Under artificial lighting where maximum use of all lumen levels produced is important, smaller plants have a huge advantage (apart from not hitting the roof before they are mature). When light levels are originating from a single source overhead, the leaves at the top of the plant tend to be fully saturated with light, however those below the top leaves are receiving 'second hand light', that is light that has passed through the top canopy of leaves down to the lower layers of the plant. The greater the depth of the canopy, the lower the light levels reaching the leaves for photosynthesis A shallow canopy has greater light penetration and radiation levels at its lowest levels than a tall, deep canopy where light intensity falls off drastically towards the base of the plant. Tall plants which only have their top few layers of leaves receiving sufficient light tend to naturally stretch upwards anyway complicating the low light problem down below even further. Leaves on the lower stems of tall plants which don't receive sufficient light are a drain on the plant - they can not produce sufficient assimilate to keep the leaf active and functioning and it will soon age, turn yellow and begin to die back. Leaves which are in shade and dying back due to insufficient light are a magnet to plant pathogens who prefer to attack those areas of the plant which are weakened in some way.

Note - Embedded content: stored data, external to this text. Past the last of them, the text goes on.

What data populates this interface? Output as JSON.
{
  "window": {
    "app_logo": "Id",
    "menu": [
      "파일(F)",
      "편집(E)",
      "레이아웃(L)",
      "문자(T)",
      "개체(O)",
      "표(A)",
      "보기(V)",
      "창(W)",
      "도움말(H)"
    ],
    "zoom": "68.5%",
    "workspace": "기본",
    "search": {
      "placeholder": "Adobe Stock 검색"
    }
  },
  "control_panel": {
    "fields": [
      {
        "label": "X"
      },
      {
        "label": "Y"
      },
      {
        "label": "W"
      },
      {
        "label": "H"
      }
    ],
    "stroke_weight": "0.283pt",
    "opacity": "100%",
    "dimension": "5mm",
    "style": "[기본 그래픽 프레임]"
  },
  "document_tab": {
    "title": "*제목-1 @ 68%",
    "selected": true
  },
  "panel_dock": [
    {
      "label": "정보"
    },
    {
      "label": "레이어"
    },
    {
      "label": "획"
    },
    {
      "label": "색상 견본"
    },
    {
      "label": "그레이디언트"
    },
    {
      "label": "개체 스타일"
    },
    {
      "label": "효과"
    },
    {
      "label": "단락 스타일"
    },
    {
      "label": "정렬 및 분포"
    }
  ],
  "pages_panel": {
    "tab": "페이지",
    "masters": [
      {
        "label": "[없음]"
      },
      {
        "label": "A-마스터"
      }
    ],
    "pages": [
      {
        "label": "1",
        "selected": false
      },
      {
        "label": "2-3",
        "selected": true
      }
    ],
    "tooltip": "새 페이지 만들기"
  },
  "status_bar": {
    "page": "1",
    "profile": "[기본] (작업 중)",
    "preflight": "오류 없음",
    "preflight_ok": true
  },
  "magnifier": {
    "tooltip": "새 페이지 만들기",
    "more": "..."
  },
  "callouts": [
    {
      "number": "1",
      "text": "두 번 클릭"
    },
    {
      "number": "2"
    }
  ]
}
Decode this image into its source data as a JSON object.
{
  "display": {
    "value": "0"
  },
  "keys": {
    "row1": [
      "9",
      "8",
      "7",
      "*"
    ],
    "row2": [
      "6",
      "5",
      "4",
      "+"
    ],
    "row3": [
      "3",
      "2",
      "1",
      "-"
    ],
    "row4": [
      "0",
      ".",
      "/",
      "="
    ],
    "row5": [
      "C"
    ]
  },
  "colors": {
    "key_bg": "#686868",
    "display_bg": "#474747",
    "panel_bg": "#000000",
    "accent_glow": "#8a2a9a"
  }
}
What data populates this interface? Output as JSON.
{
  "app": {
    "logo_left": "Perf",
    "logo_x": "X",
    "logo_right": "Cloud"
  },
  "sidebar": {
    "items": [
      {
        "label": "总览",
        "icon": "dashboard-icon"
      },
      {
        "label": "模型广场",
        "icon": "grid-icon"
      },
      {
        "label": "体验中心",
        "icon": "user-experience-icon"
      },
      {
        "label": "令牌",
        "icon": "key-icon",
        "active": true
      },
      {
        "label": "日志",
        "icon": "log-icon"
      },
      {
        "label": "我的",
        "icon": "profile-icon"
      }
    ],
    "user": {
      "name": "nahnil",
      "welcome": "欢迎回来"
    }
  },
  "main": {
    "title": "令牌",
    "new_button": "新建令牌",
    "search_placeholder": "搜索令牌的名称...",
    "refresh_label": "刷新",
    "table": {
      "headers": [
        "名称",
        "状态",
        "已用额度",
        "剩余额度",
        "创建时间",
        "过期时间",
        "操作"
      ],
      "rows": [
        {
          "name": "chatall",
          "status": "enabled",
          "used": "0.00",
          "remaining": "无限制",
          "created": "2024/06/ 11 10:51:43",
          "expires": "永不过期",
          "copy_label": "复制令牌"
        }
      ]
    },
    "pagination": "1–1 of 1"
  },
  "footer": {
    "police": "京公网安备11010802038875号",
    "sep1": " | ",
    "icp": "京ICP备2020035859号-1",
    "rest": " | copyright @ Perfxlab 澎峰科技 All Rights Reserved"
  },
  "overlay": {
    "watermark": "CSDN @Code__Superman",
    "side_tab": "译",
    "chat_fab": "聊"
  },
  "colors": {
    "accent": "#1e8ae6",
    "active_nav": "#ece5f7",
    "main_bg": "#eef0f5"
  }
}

The other factor to take into account when considering plant size is not just the upper portion of the plant but also the root system. Smaller plants generally have much smaller root systems than larger plants and smaller root systems use less dissolved oxygen than a larger root system with a greater surface area. Since oxygen is vital for plant growth, and large, overcrowded root systems from large plants will deplete oxygen levels rapidly under warm conditions, smaller plants in a hydroponics system makes a lot of sense. Where root overcrowding causes nutrient stagnation and suffocation in hydroponic systems where too many large plants have been forced to grow, opportunist root pathogens will rapidly attack the weakened root system, causing major problems.
High yielding, small, compact plants are the ideal way to produce hydroponic crops in just about every situation and system. Since making maximum use of very photon produced by artificial lighting becomes vital in confined growing spaces, compact plants in stadium type arrangement equal distance from a highly efficient lamp design will give optimum performance from a grow room system.